La dépression à la suite d’un AVC : la goutte qui fait déborder le verre

La survenue d’une dépression à la suite d’un accident vasculaire cérébral (AVC) aurait une prévalence de 30%. C’est pour cette raison que sa recherche doit être systématique.

Dans ce contexte, une étude canadienne s’est penchée sur l’analyse de 7 643dossiers de patients âgés de plus de 66 ans et ayant eu un AVC. Dans cet échantillon, la moyenne d’âge était de 78,4 ans et 48 % étaient des hommes.

Un total de 367 patients, qui avaient développé une dépression suite à l’AVC, a été mis en évidence.

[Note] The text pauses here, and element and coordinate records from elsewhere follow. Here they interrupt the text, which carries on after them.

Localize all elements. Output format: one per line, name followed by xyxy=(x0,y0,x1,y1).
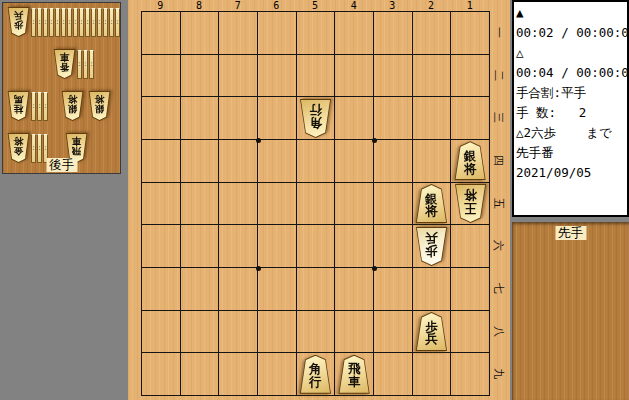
stacked-piece-edge: : xyxy=(49,8,54,37)
piece-歩兵-sente[interactable]: 歩兵 xyxy=(415,312,448,351)
gote-side-panel: 飛車金将:::銀将銀将桂馬:::香車:::歩兵::::::::::::::: 後… xyxy=(0,0,128,400)
sente-captured-tray[interactable]: 先手 xyxy=(512,222,629,400)
square-2-八[interactable]: 歩兵 xyxy=(413,311,452,354)
piece-歩兵-gote[interactable]: 歩兵 xyxy=(415,227,448,266)
square-8-六[interactable] xyxy=(181,225,220,268)
file-label-7: 7 xyxy=(218,0,257,11)
file-label-2: 2 xyxy=(412,0,451,11)
rank-label-一: 一 xyxy=(490,11,507,54)
square-6-三[interactable] xyxy=(258,97,297,140)
square-1-四[interactable]: 銀将 xyxy=(451,140,490,183)
square-7-六[interactable] xyxy=(219,225,258,268)
board-grid: 角行銀将銀将王将歩兵歩兵角行飛車 xyxy=(141,11,490,396)
rank-label-三: 三 xyxy=(490,96,507,139)
square-3-五[interactable] xyxy=(374,183,413,226)
square-9-九[interactable] xyxy=(142,353,181,396)
gote-captured-tray[interactable]: 飛車金将:::銀将銀将桂馬:::香車:::歩兵::::::::::::::: 後… xyxy=(2,2,121,174)
piece-銀将-sente[interactable]: 銀将 xyxy=(415,184,448,223)
square-2-九[interactable] xyxy=(413,353,452,396)
file-label-1: 1 xyxy=(450,0,489,11)
info-line-1: 00:02 / 00:00:02 xyxy=(516,23,625,43)
rank-label-四: 四 xyxy=(490,139,507,182)
stacked-piece-edge: : xyxy=(67,8,72,37)
square-7-一[interactable] xyxy=(219,12,258,55)
square-8-一[interactable] xyxy=(181,12,220,55)
gote-hand-桂馬-x4[interactable]: 桂馬::: xyxy=(7,91,48,121)
square-2-一[interactable] xyxy=(413,12,452,55)
stacked-piece-edge: : xyxy=(43,92,48,121)
square-8-四[interactable] xyxy=(181,140,220,183)
square-1-六[interactable] xyxy=(451,225,490,268)
piece-inner: 銀将 xyxy=(416,185,447,222)
stacked-piece-edge: : xyxy=(31,8,36,37)
square-7-七[interactable] xyxy=(219,268,258,311)
square-1-一[interactable] xyxy=(451,12,490,55)
file-label-6: 6 xyxy=(257,0,296,11)
info-line-7: 先手番 xyxy=(516,143,625,163)
square-3-七[interactable] xyxy=(374,268,413,311)
rank-label-九: 九 xyxy=(490,352,507,395)
square-8-九[interactable] xyxy=(181,353,220,396)
square-2-六[interactable]: 歩兵 xyxy=(413,225,452,268)
square-9-三[interactable] xyxy=(142,97,181,140)
square-5-八[interactable] xyxy=(297,311,336,354)
stacked-piece-edge: : xyxy=(85,8,90,37)
square-1-七[interactable] xyxy=(451,268,490,311)
square-5-七[interactable] xyxy=(297,268,336,311)
square-2-四[interactable] xyxy=(413,140,452,183)
stacked-piece-edge: : xyxy=(77,50,82,79)
square-7-九[interactable] xyxy=(219,353,258,396)
square-4-三[interactable] xyxy=(335,97,374,140)
shogi-app: 飛車金将:::銀将銀将桂馬:::香車:::歩兵::::::::::::::: 後… xyxy=(0,0,629,400)
info-side-panel: ▲00:02 / 00:00:02△00:04 / 00:00:04手合割:平手… xyxy=(510,0,629,400)
square-1-五[interactable]: 王将 xyxy=(451,183,490,226)
stacked-piece-edge: : xyxy=(79,8,84,37)
gote-hand-香車-x4[interactable]: 香車::: xyxy=(53,49,94,79)
stacked-piece-edge: : xyxy=(37,8,42,37)
square-4-七[interactable] xyxy=(335,268,374,311)
square-6-二[interactable] xyxy=(258,55,297,98)
stacked-piece-edge: : xyxy=(109,8,114,37)
square-4-二[interactable] xyxy=(335,55,374,98)
info-line-4: 手合割:平手 xyxy=(516,83,625,103)
stacked-piece-edge: : xyxy=(91,8,96,37)
piece-桂馬-gote[interactable]: 桂馬 xyxy=(7,91,30,121)
square-5-六[interactable] xyxy=(297,225,336,268)
sente-label: 先手 xyxy=(555,226,586,240)
square-4-八[interactable] xyxy=(335,311,374,354)
info-line-0: ▲ xyxy=(516,3,625,23)
square-9-四[interactable] xyxy=(142,140,181,183)
rank-label-二: 二 xyxy=(490,54,507,97)
square-1-三[interactable] xyxy=(451,97,490,140)
square-4-一[interactable] xyxy=(335,12,374,55)
square-3-九[interactable] xyxy=(374,353,413,396)
stacked-piece-edge: : xyxy=(97,8,102,37)
file-label-8: 8 xyxy=(180,0,219,11)
hoshi-dot xyxy=(256,138,261,143)
stacked-piece-edge: : xyxy=(31,134,36,163)
square-6-七[interactable] xyxy=(258,268,297,311)
square-6-八[interactable] xyxy=(258,311,297,354)
square-4-九[interactable]: 飛車 xyxy=(335,353,374,396)
stacked-piece-edge: : xyxy=(61,8,66,37)
square-9-一[interactable] xyxy=(142,12,181,55)
square-9-六[interactable] xyxy=(142,225,181,268)
piece-inner: 歩兵 xyxy=(416,228,447,265)
file-labels: 987654321 xyxy=(141,0,489,11)
stacked-piece-edge: : xyxy=(115,8,120,37)
hoshi-dot xyxy=(256,266,261,271)
square-7-八[interactable] xyxy=(219,311,258,354)
piece-inner: 角行 xyxy=(300,100,331,137)
rank-label-六: 六 xyxy=(490,224,507,267)
square-2-三[interactable] xyxy=(413,97,452,140)
square-7-二[interactable] xyxy=(219,55,258,98)
square-8-七[interactable] xyxy=(181,268,220,311)
rank-labels: 一二三四五六七八九 xyxy=(490,11,507,395)
square-4-五[interactable] xyxy=(335,183,374,226)
rank-label-七: 七 xyxy=(490,267,507,310)
square-5-五[interactable] xyxy=(297,183,336,226)
rank-label-八: 八 xyxy=(490,310,507,353)
info-line-5: 手 数: 2 xyxy=(516,103,625,123)
square-5-三[interactable]: 角行 xyxy=(297,97,336,140)
square-3-六[interactable] xyxy=(374,225,413,268)
square-9-五[interactable] xyxy=(142,183,181,226)
square-7-五[interactable] xyxy=(219,183,258,226)
stacked-piece-edge: : xyxy=(55,8,60,37)
gote-label: 後手 xyxy=(46,158,77,172)
info-panel: ▲00:02 / 00:00:02△00:04 / 00:00:04手合割:平手… xyxy=(512,0,629,217)
square-5-二[interactable] xyxy=(297,55,336,98)
piece-inner: 銀将 xyxy=(455,142,486,179)
info-line-8: 2021/09/05 xyxy=(516,163,625,183)
piece-飛車-sente[interactable]: 飛車 xyxy=(338,355,371,394)
square-2-五[interactable]: 銀将 xyxy=(413,183,452,226)
square-6-六[interactable] xyxy=(258,225,297,268)
square-3-四[interactable] xyxy=(374,140,413,183)
square-1-八[interactable] xyxy=(451,311,490,354)
square-5-九[interactable]: 角行 xyxy=(297,353,336,396)
square-6-五[interactable] xyxy=(258,183,297,226)
square-9-七[interactable] xyxy=(142,268,181,311)
square-5-四[interactable] xyxy=(297,140,336,183)
piece-角行-sente[interactable]: 角行 xyxy=(299,355,332,394)
hoshi-dot xyxy=(372,138,377,143)
piece-銀将-gote[interactable]: 銀将 xyxy=(61,91,84,121)
info-line-2: △ xyxy=(516,43,625,63)
shogi-board: 987654321 角行銀将銀将王将歩兵歩兵角行飛車 一二三四五六七八九 xyxy=(128,0,510,400)
file-label-3: 3 xyxy=(373,0,412,11)
file-label-4: 4 xyxy=(334,0,373,11)
square-3-八[interactable] xyxy=(374,311,413,354)
gote-hand-金将-x4[interactable]: 金将::: xyxy=(7,133,48,163)
piece-銀将-gote[interactable]: 銀将 xyxy=(88,91,111,121)
square-6-一[interactable] xyxy=(258,12,297,55)
square-8-二[interactable] xyxy=(181,55,220,98)
piece-銀将-sente[interactable]: 銀将 xyxy=(454,141,487,180)
square-1-九[interactable] xyxy=(451,353,490,396)
piece-香車-gote[interactable]: 香車 xyxy=(53,49,76,79)
square-6-四[interactable] xyxy=(258,140,297,183)
stacked-piece-edge: : xyxy=(37,92,42,121)
rank-label-五: 五 xyxy=(490,182,507,225)
piece-inner: 飛車 xyxy=(339,356,370,393)
info-line-6: △2六歩 まで xyxy=(516,123,625,143)
file-label-5: 5 xyxy=(296,0,335,11)
square-4-六[interactable] xyxy=(335,225,374,268)
gote-hand-歩兵-x16[interactable]: 歩兵::::::::::::::: xyxy=(7,7,120,37)
stacked-piece-edge: : xyxy=(83,50,88,79)
square-7-三[interactable] xyxy=(219,97,258,140)
square-3-一[interactable] xyxy=(374,12,413,55)
stacked-piece-edge: : xyxy=(31,92,36,121)
square-8-八[interactable] xyxy=(181,311,220,354)
stacked-piece-edge: : xyxy=(37,134,42,163)
stacked-piece-edge: : xyxy=(43,8,48,37)
square-2-二[interactable] xyxy=(413,55,452,98)
piece-王将-gote[interactable]: 王将 xyxy=(454,184,487,223)
info-line-3: 00:04 / 00:00:04 xyxy=(516,63,625,83)
stacked-piece-edge: : xyxy=(73,8,78,37)
piece-金将-gote[interactable]: 金将 xyxy=(7,133,30,163)
square-7-四[interactable] xyxy=(219,140,258,183)
square-8-五[interactable] xyxy=(181,183,220,226)
piece-inner: 角行 xyxy=(300,356,331,393)
gote-hand-銀将-x2[interactable]: 銀将銀将 xyxy=(61,91,111,121)
piece-歩兵-gote[interactable]: 歩兵 xyxy=(7,7,30,37)
square-2-七[interactable] xyxy=(413,268,452,311)
hoshi-dot xyxy=(372,266,377,271)
square-1-二[interactable] xyxy=(451,55,490,98)
square-9-二[interactable] xyxy=(142,55,181,98)
square-6-九[interactable] xyxy=(258,353,297,396)
stacked-piece-edge: : xyxy=(103,8,108,37)
square-8-三[interactable] xyxy=(181,97,220,140)
piece-inner: 歩兵 xyxy=(416,313,447,350)
file-label-9: 9 xyxy=(141,0,180,11)
square-9-八[interactable] xyxy=(142,311,181,354)
square-3-二[interactable] xyxy=(374,55,413,98)
square-3-三[interactable] xyxy=(374,97,413,140)
square-5-一[interactable] xyxy=(297,12,336,55)
square-4-四[interactable] xyxy=(335,140,374,183)
stacked-piece-edge: : xyxy=(89,50,94,79)
piece-角行-gote[interactable]: 角行 xyxy=(299,99,332,138)
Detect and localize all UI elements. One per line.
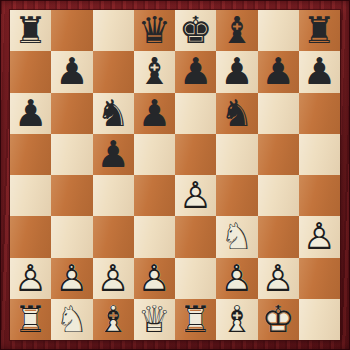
square-h1[interactable] (299, 299, 340, 340)
square-e8[interactable]: ♚ (175, 10, 216, 51)
square-f2[interactable]: ♟♙ (216, 258, 257, 299)
square-h5[interactable] (299, 134, 340, 175)
square-a2[interactable]: ♟♙ (10, 258, 51, 299)
square-d7[interactable]: ♝ (134, 51, 175, 92)
square-a8[interactable]: ♜ (10, 10, 51, 51)
square-g4[interactable] (258, 175, 299, 216)
square-e5[interactable] (175, 134, 216, 175)
square-e6[interactable] (175, 93, 216, 134)
white-pawn-h3-outline: ♙ (299, 216, 340, 257)
square-h2[interactable] (299, 258, 340, 299)
square-d5[interactable] (134, 134, 175, 175)
square-f7[interactable]: ♟ (216, 51, 257, 92)
square-g1[interactable]: ♚♔ (258, 299, 299, 340)
square-b6[interactable] (51, 93, 92, 134)
square-d2[interactable]: ♟♙ (134, 258, 175, 299)
square-c3[interactable] (93, 216, 134, 257)
square-e3[interactable] (175, 216, 216, 257)
square-a4[interactable] (10, 175, 51, 216)
square-c2[interactable]: ♟♙ (93, 258, 134, 299)
square-b7[interactable]: ♟ (51, 51, 92, 92)
square-c4[interactable] (93, 175, 134, 216)
square-e7[interactable]: ♟ (175, 51, 216, 92)
black-pawn-a6[interactable]: ♟ (10, 93, 51, 134)
square-b3[interactable] (51, 216, 92, 257)
square-f6[interactable]: ♞ (216, 93, 257, 134)
white-knight-b1-outline: ♘ (51, 299, 92, 340)
black-knight-c6[interactable]: ♞ (93, 93, 134, 134)
square-c7[interactable] (93, 51, 134, 92)
square-d1[interactable]: ♛♕ (134, 299, 175, 340)
square-g5[interactable] (258, 134, 299, 175)
white-pawn-d2-outline: ♙ (134, 258, 175, 299)
white-pawn-b2-outline: ♙ (51, 258, 92, 299)
black-queen-d8[interactable]: ♛ (134, 10, 175, 51)
square-g7[interactable]: ♟ (258, 51, 299, 92)
black-bishop-f8[interactable]: ♝ (216, 10, 257, 51)
white-pawn-c2-outline: ♙ (93, 258, 134, 299)
white-knight-f3-outline: ♘ (216, 216, 257, 257)
black-pawn-e7[interactable]: ♟ (175, 51, 216, 92)
square-c6[interactable]: ♞ (93, 93, 134, 134)
black-rook-a8[interactable]: ♜ (10, 10, 51, 51)
square-g6[interactable] (258, 93, 299, 134)
square-e1[interactable]: ♜♖ (175, 299, 216, 340)
square-d4[interactable] (134, 175, 175, 216)
black-pawn-h7[interactable]: ♟ (299, 51, 340, 92)
square-c5[interactable]: ♟ (93, 134, 134, 175)
square-h4[interactable] (299, 175, 340, 216)
white-bishop-f1-outline: ♗ (216, 299, 257, 340)
square-e2[interactable] (175, 258, 216, 299)
square-g8[interactable] (258, 10, 299, 51)
black-pawn-g7[interactable]: ♟ (258, 51, 299, 92)
square-h6[interactable] (299, 93, 340, 134)
black-king-e8[interactable]: ♚ (175, 10, 216, 51)
square-g2[interactable]: ♟♙ (258, 258, 299, 299)
square-h7[interactable]: ♟ (299, 51, 340, 92)
white-pawn-g2-outline: ♙ (258, 258, 299, 299)
black-pawn-c5[interactable]: ♟ (93, 134, 134, 175)
black-knight-f6[interactable]: ♞ (216, 93, 257, 134)
chess-board: ♜♛♚♝♜♟♝♟♟♟♟♟♞♟♞♟♟♙♞♘♟♙♟♙♟♙♟♙♟♙♟♙♟♙♜♖♞♘♝♗… (10, 10, 340, 340)
square-h8[interactable]: ♜ (299, 10, 340, 51)
square-b8[interactable] (51, 10, 92, 51)
square-d3[interactable] (134, 216, 175, 257)
white-bishop-c1-outline: ♗ (93, 299, 134, 340)
square-a5[interactable] (10, 134, 51, 175)
black-pawn-f7[interactable]: ♟ (216, 51, 257, 92)
board-frame: ♜♛♚♝♜♟♝♟♟♟♟♟♞♟♞♟♟♙♞♘♟♙♟♙♟♙♟♙♟♙♟♙♟♙♜♖♞♘♝♗… (0, 0, 350, 350)
square-c1[interactable]: ♝♗ (93, 299, 134, 340)
black-rook-h8[interactable]: ♜ (299, 10, 340, 51)
black-bishop-d7[interactable]: ♝ (134, 51, 175, 92)
square-a3[interactable] (10, 216, 51, 257)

Ces personnes présentaient plus fréquemment des antécédents de dépression et d’hypertension artérielle, leur AVC était plus grave, leur séjour à l’hôpital plus long, leurs séquelles fonctionnelles plus importantes et leur probabilité de retour au domicile plus faible.

Parmi les causes de cette dépression post AVC, les spécialistes ont émis l’hypothèse de l’utilisation d’un médicament employé pour la sédation dans la prise en charge de l’AVC.

 

Vu l’impact de la dépression post AVC sur la qualité de la vie et de la mortalité, il faut tout mettre en œuvre pour la diagnostiquer.